Nos dias que correm, só mesmo gente com défice de atenção ou superavit de ruindade consegue achar o primeiro presidente laranja dos EUA, Donald Trump, uma figura recomendável. Recentemente, o homem esteve em Kansas City num comício diante de veteranos de guerra e, a dada altura, quando se entretinha a vilificar a comunicação social, disse ao seu auditório que “aquilo que estão a ver e estão a ler não é o que se está a acontecer”.

Nos dias seguintes, quase não houve ninguém que não comparasse o momento com a cena de 1984, em que o protagonista se recorda de que “o partido” lhe disse que “tinha de rejeitar a evidência dos seus olhos e ouvidos”, e que este era “o seu derradeiro, e mais essencial, comando”. No que diz respeito aos fãs de Trump, o “comando” parece estar a ser obedientemente seguido: uma sondagem da CBS indicava que 93% dos apoiantes “fortes” do presidente americano confiam nele como “fonte de informação” fidedigna, enquanto só 11% dizem o mesmo da comunicação social.

Este tipo de retórica de negação da verdade, vinda de Trump ou de qualquer outro, e a sua aceitação por parte de uma significativa porção dos eleitorados, deveria aterrorizar todas as pessoas possuidoras de um mínimo de bom senso, porque é um ataque ao coração de uma democracia que, não a matando (substituindo-a por um regime abertamente autoritário) a poderá transformar numa versão “zombie” de si mesma (mantendo as suas formas exteriores, como a realização de eleições, mas mascarando a sua completa manipulação e a natureza autoritária do exercício do poder, como acontece, por exemplo, na Rússia de Putin).

Quando Trump diz que as pessoas não devem ter em conta o que vêem, pretende, em primeiro lugar, fazer com que elas acreditem na sua “verdade ilusória”, convencendo os fiéis (que por o serem até já estão predispostos a ser convencidos) a ignorar os factos que abalem a sua percepção das coisas.

No caso concreto, pretende fazê-los rejeitar as inegáveis evidências de práticas ilegais de financiamento de campanha, de abuso de poder, ligações obscuras à Rússia e aos seus “oligarcas” (em português, mafiosos) ou de pura e simples crueldade.
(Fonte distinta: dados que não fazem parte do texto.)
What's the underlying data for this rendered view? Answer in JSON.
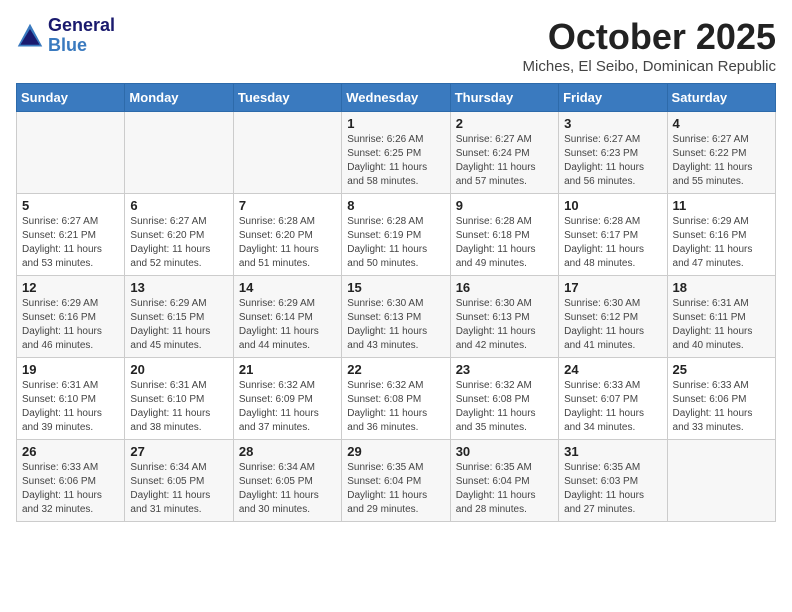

No entanto, essa retórica tem outros objectivos e efeitos que, embora “secundários”, não são menos perniciosos.

Ao promover a ideia de que a realidade não é real, de que os factos de que a comunicação social ou a oposição falam não são verdadeiros, Trump gera um clima de desconfiança e cinismo em relação à actividade política que convidam à apatia eleitoral. Num ambiente político em que a apatia reine, a participação (e o voto) fica mais limitada aos mais militantes.

Ou seja, ao comportar-se como um político que confirma na generalidade das pessoas a pior ideia que elas têm dos políticos, Trump contribui para excluir dela aqueles que estão menos predispostos a mudar de opinião consoante os factos diante de si, e garante que o peso dos votos daqueles que votariam nele independentemente do que fizer acabem por ter mais peso dada a maior abstenção dos outros.

Resta ainda que a ideia de que “o que se vê” e “e o que está a acontecer” não são a mesma coisa alimenta o carácter de “teórico da conspiração” que sempre esteve no coração da persona política de Trump. Ao dizer que todo e qualquer facto que mostre a sua verdadeira natureza de político corrupto e comprometido não passa de um produto de uma cabala da comunicação social e do sistema judicial, Trump cria nos seus fiéis a ideia de que vivem num mundo dominado por forças remotas e obscuras contra as quais nada podem, o que por sua vez lhes cria o anseio por um “homem forte” que seja capaz de as enfrentar e “devolver” o “poder” ao “povo”.

Imagino que os leitores mais enamorados de Trump estejam por esta altura inquietos, e a preparar-se para escrever um comentário perguntando-me por que razão escrevo sobre Trump em vez do que se passa cá em Portugal. “É lá na América, o que é nos interessa?”, dirão.

Interessa-nos, por causa do impacto da América no mundo, incluindo cá: uns EUA menos democráticos estarão menos interessados na defesa da democracia, deixando a “Europa” e Portugal mais desprotegidos e à mercê dos que lá fora e cá dentro a querem destruir. E interessa-nos, porque as mesmas artimanhas poderão ser usadas cá.

Aliás, já estão a ser: o sexto parágrafo deste texto repete o argumento de um artigo que aqui escrevi sobre a surrealidade do debate político em Portugal, e claro, até já tivemos José Sócrates, o que de mais parecido com Trump houve por cá.

A verdade, por muito que alguns não queiram aceitar, é que o que vemos está mesmo a acontecer, e dificilmente poderia ser mais assustador.

O autor escreve de acordo com a antiga ortografia.